Poneman and Pavitt had a disagreement about the direction the label should take, with Poneman wanting the label to become larger and make more money.[15] In 1996, unable to take the new corporate culture following the Warner partnership, Pavitt left the label and was able to spend more time with his family.[19] The split between Pavitt and Poneman was not amicable, and they did not speak for seven years.[19]
The label opened offices worldwide and began major investment in new artists, but without achieving great commercial success, prompting a scaling down and a return to Seattle.[15]
In 2006, Sub Pop Records became the first Green-e certified record label.
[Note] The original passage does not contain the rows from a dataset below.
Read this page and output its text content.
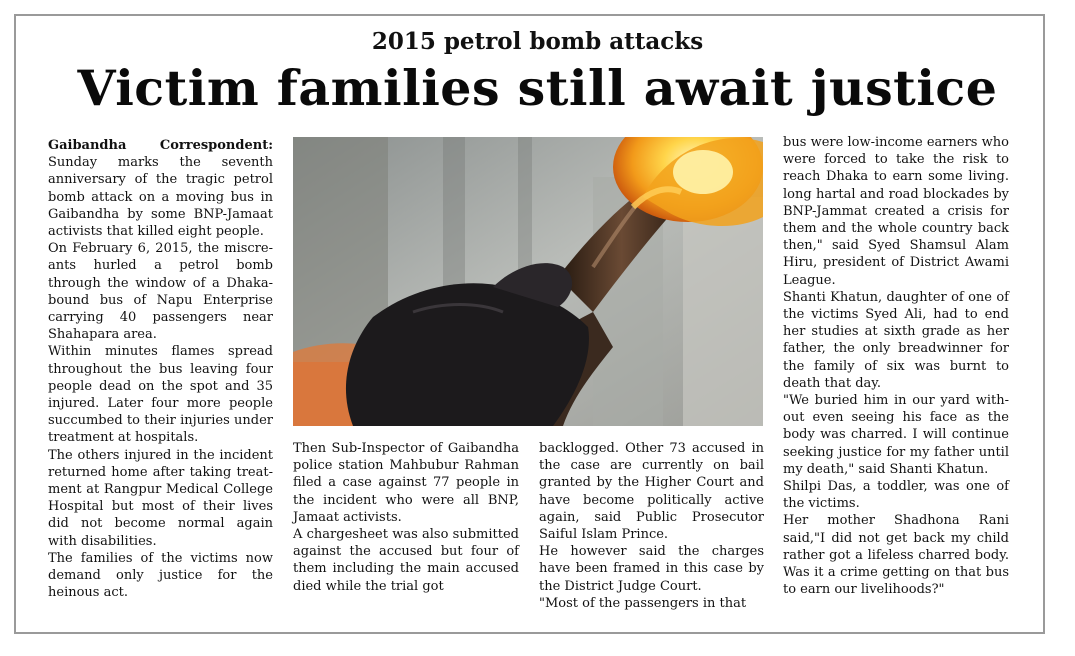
2015 petrol bomb attacks
Victim families still await justice

Gaibandha Correspondent: Sunday marks the seventh anniversary of the tragic petrol bomb attack on a moving bus in Gaibandha by some BNP-Jamaat activists that killed eight people.

On February 6, 2015, the miscreants hurled a petrol bomb through the window of a Dhakabound bus of Napu Enterprise carrying 40 passengers near Shahapara area.

Within minutes flames spread throughout the bus leaving four people dead on the spot and 35 injured. Later four more people succumbed to their injuries under treatment at hospitals.

The others injured in the incident returned home after taking treatment at Rangpur Medical College Hospital but most of their lives did not become normal again with disabilities.

The families of the victims now demand only justice for the heinous act.

Then Sub-Inspector of Gaibandha police station Mahbubur Rahman filed a case against 77 people in the incident who were all BNP, Jamaat activists.

A chargesheet was also submitted against the accused but four of them including the main accused died while the trial got

backlogged. Other 73 accused in the case are currently on bail granted by the Higher Court and have become politically active again, said Public Prosecutor Saiful Islam Prince.

He however said the charges have been framed in this case by the District Judge Court.

"Most of the passengers in that

bus were low-income earners who were forced to take the risk to reach Dhaka to earn some living. long hartal and road blockades by BNP-Jammat created a crisis for them and the whole country back then," said Syed Shamsul Alam Hiru, president of District Awami League.

Shanti Khatun, daughter of one of the victims Syed Ali, had to end her studies at sixth grade as her father, the only breadwinner for the family of six was burnt to death that day.

"We buried him in our yard without even seeing his face as the body was charred. I will continue seeking justice for my father until my death," said Shanti Khatun.

Shilpi Das, a toddler, was one of the victims.

Her mother Shadhona Rani said,"I did not get back my child rather got a lifeless charred body. Was it a crime getting on that bus to earn our livelihoods?"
Through work with the Green-e program and the Bonneville Environmental Foundation, Sub Pop "greened" their label by purchasing enough renewable energy certificates to offset 100 percent of the electricity they use in their office, showing their commitment to putting renewable energy in the mainstream as a way consumers can take action to do something about global warming.[20]
In early 2007, Sub Pop started a sister label by the name of Hardly Art.[21] [22] This label is also partially owned by Warner Music. In August 2008, Sub Pop relaunched the singles club for one year to celebrate its twentieth anniversary.[23]
In 2009, they signed their second hip-hop group, Seattle-based Shabazz Palaces – the first being The Evil Tambourines in 1999.[24] Ishmael Butler, one half of Shabazz Palaces and former member of jazz rap group Digable Planets became A&R for Sub Pop.[25]
Domestically, Sub Pop has released three albums that have been certified as platinum, for sales of over 1 million units, by the Recording Industry Association of America: Bleach by Nirvana, Give Up by The Postal Service, and Oh, Inverted World by The Shins.[26]
Ten albums released by the label have been certified gold for sales of 500,000 copies: Chutes Too Narrow and Wincing the Night Away by The Shins; Fleet Foxes and Helplessness Blues by Fleet Foxes; The Head and the Heart by The Head and the Heart; Everything All the Time and Cease to Begin by Band of Horses; Our Endless Numbered Days and The Shepherd's Dog by Iron & Wine; and Depression Cherry by Beach House.[26]
Starting in 2008, Sub Pop has released Deluxe Editions of its top-selling albums, which features a remastered version of the album, as well as some live tracks and demos. The albums released under this were Nirvana’s Bleach, Mudhoney's Superfuzz Bigmuff, Sebadoh's Bakesale, Jason Loewenstein's Codes, The Postal Service's Give Up, and Red Red Meat's Bunny Gets Paid.
Sub Pop, its founders, and some acts on the label were featured on season 1, episode 5 of Vice Media's Dark Side of the 90's entitled "Grunge and the Seattle Sound."[27]
In David Fincher’s The Killer, the central villain, played by Arliss Howard, wears a Sub Pop T-shirt.